Since p-values = 0.0, we reject the null hypothesis.

#### e). estimate the probability

In [10]:
# define the cdf for lognormal distribution 
def lognormal_cdf(x, mu, sigma):
    x_trans = (np.log(x) - mu)/sigma
    cdf = sts.norm.cdf(x_trans)
    return cdf 

# probability of earning more than $100,000
p_100000 = 1 - lognormal_cdf(100000, mu_MLE, sig_MLE)
print('probability of earning more than $100,000: ', p_100000)

# probability of earning less than $75,000
p_75000 = lognormal_cdf(75000, mu_MLE, sig_MLE)
print('probability of earning less than $75,000: ', p_75000)


probability of earning more than $100,000:  0.229870203058
probability of earning less than $75,000:  0.260233287857


### 2. Linear regression and MLE 

#### a). estimate the paramters 

In [11]:
# linear regression
# sick = beta0 + beta1*age + beta2*children + beta3*temp_winter + epsilon 
sick_dta = pd.read_csv('sick.txt', sep=",", header=0)
n = sick_dta.shape[0]

In [12]:
# define the error term 
def error_term(params, dta):
    (b0, b1, b2, b3, sigma) = params
    sick, age, children, temp_winter = dta
    error = np.sum((sick - b0 - b1*age - b2*children - b3*temp_winter)**2)
    return error

# define the criterion function
def crit2(params, *args):
    (b0, b1, b2, b3, sigma) = params
    sick, age, children, temp_winter = args    
    log_lik_val = (-n/2 * np.log(2 * np.pi)- n * np.log(sigma)-1/(2 * sigma**2) * 
                   error_term(params,(sick, age, children, temp_winter)))
    neg_log_lik_val = -log_lik_val
    return neg_log_lik_val

In [13]:
# maximize the log-likelihood function
b0_int = 0
b1_int = 0
b2_int = 0
b3_int = 0
sig_int = 1      
params_init = np.array([b0_int, b1_int, b2_int, b3_int, sig_int])
args_mle = (sick_dta.sick, sick_dta.age, sick_dta.children, sick_dta.avgtemp_winter)
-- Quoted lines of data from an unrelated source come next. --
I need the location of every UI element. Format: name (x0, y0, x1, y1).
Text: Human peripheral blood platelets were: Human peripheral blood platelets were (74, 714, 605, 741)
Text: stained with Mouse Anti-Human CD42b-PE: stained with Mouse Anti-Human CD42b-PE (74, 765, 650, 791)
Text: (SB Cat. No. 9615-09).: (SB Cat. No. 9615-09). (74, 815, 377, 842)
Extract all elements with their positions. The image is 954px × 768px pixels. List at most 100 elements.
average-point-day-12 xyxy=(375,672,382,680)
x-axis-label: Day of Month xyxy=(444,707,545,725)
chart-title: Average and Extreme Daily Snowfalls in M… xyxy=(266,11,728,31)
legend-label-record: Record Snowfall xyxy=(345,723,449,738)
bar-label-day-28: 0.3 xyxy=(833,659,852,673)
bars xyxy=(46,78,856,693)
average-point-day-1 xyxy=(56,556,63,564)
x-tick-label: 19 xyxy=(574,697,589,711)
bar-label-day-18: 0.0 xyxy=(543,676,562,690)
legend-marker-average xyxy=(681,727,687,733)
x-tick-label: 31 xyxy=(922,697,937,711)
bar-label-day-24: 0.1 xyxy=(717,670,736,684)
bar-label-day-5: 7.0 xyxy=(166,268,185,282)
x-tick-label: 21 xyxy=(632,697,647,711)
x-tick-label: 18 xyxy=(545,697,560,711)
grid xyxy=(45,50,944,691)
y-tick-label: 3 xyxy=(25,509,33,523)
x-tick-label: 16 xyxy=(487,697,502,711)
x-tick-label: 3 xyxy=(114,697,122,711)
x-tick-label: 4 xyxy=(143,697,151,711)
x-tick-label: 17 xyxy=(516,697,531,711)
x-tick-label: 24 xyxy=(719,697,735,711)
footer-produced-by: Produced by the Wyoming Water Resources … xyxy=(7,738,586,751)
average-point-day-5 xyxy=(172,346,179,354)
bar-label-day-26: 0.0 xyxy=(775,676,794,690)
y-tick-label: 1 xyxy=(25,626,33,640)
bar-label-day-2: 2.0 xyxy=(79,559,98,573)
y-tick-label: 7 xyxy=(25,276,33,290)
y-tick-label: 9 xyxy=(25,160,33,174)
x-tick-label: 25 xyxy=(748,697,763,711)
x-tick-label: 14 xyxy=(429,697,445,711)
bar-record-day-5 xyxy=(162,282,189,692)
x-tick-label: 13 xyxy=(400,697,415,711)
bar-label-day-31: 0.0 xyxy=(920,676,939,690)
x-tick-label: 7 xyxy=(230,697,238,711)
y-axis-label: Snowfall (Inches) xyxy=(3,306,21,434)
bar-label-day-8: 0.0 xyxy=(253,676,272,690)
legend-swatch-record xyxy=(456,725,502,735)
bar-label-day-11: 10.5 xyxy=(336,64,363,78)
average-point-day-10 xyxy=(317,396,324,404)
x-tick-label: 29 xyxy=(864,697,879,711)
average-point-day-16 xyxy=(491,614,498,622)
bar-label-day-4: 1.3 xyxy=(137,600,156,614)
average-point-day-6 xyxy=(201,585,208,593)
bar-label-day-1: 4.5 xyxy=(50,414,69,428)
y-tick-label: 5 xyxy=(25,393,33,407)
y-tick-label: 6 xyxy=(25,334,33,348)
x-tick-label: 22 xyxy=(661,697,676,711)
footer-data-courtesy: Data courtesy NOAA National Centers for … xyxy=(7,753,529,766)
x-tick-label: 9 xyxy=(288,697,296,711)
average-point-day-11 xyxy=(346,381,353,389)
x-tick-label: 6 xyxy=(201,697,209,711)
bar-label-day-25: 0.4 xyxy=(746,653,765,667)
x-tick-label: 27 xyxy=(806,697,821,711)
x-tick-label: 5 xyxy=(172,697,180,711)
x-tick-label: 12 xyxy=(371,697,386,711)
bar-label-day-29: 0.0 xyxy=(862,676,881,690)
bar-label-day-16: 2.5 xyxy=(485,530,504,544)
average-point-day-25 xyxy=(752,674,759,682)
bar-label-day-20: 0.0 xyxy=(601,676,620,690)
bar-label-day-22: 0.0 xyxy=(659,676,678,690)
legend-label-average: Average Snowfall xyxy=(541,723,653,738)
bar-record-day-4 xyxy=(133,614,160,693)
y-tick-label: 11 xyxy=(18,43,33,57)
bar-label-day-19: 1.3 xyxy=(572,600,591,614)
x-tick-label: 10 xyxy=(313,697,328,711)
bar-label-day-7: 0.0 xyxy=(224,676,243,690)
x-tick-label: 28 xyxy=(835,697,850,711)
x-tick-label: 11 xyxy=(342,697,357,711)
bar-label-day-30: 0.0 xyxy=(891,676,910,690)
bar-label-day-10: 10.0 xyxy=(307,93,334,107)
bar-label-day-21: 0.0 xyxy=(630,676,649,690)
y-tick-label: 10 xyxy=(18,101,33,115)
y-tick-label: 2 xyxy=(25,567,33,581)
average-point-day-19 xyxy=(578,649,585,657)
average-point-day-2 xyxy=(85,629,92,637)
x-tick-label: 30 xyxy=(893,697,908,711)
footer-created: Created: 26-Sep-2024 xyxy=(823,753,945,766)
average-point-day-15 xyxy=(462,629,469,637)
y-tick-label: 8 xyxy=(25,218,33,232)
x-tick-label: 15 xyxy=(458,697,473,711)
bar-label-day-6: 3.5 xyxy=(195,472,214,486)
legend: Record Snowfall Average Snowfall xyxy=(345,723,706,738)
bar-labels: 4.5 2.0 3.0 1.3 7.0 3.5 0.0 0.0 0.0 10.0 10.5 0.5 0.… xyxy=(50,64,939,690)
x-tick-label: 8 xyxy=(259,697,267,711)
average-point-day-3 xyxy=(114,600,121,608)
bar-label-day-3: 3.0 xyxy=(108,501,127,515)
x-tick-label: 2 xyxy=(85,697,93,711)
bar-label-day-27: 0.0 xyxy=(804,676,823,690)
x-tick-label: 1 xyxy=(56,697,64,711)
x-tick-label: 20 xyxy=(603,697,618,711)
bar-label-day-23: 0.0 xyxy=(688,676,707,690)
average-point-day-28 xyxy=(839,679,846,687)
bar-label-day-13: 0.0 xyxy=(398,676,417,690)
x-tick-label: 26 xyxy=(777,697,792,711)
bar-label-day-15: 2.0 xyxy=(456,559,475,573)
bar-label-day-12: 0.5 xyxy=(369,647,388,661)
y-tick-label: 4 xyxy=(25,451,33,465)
res = opt.minimize(crit2, params_init, args= (args_mle), method = 'L-BFGS-B',
                       bounds=((None, None), (None, None),(None, None),(None, None),
                               (0.00001, None)))

b0_MLE, b1_MLE, b2_MLE, b3_MLE, sig_MLE = res.x
print('b0_MLE, b1_MLE, b2_MLE, b3_MLE, sigma_MLE = ',
     b0_MLE,',',b1_MLE,',', b2_MLE,',', b3_MLE,',', sig_MLE)
print('the value of log likelihood function =', res.fun)

OffDiagNeg = np.identity(5)*2. - np.ones((5,5))
#print(OffDiagNeg)
vcv_mle = res.hess_inv.todense() * OffDiagNeg
print('VCV(MLE) =', vcv_mle)

b0_MLE, b1_MLE, b2_MLE, b3_MLE, sigma_MLE =  0.251644668852 , 0.0129334502367 , 0.400501200357 , -0.00999169405505 , 0.00301768848237
the value of log likelihood function = -876.86506404
VCV(MLE) = [[  2.70656083e+03  -1.68129147e+02   1.74328552e+03   1.49648096e+02
    1.32674974e+01]
 [ -1.68129147e+02   1.04440492e+01   1.08291442e+02   9.29601514e+00
    8.24308663e-01]
 [  1.74328552e+03   1.08291442e+02   1.12284417e+03  -9.63878211e+01
   -8.54641326e+00]
 [  1.49648096e+02   9.29601514e+00  -9.63878211e+01   8.27417772e+00
   -7.33648365e-01]
 [  1.32674974e+01   8.24308663e-01  -8.54641326e+00  -7.33648365e-01
    6.62916716e-02]]


#### b). hypothesis test

In [14]:
# log likelihood for the hypothesized parameter value 
params = (1, 0, 0, 0, 0.01)
sigma = params[4]
dta = sick_dta.sick, sick_dta.age, sick_dta.children, sick_dta.avgtemp_winter
log_lik_h0 = (-n/2 * np.log(2 * np.pi)- n * np.log(sigma)-1/(2 * sigma**2) * 
                   error_term(params, dta))
# log likelihood under MLE 
params_mle = res.x
sig_mle = params[4]
log_lik_mle = (-n/2 * np.log(2 * np.pi)- n * np.log(sig_mle)-1/(2 * sig_mle**2) * 
                   error_term(params_mle,dta))
# compute the likelihood ratio 
LR_val = 2 * (log_lik_mle - log_lik_h0)
pval_h0 = 1.0 - sts.chi2.cdf(LR_val, 5) 
print('chi squared of H0 with 5 degrees of freedom p-value = ', pval_h0)

chi squared of H0 with 5 degrees of freedom p-value =  0.0


According to the result, the likelihood that age, number of children and average winter tempature have no effect on the number of sick days is 0.0.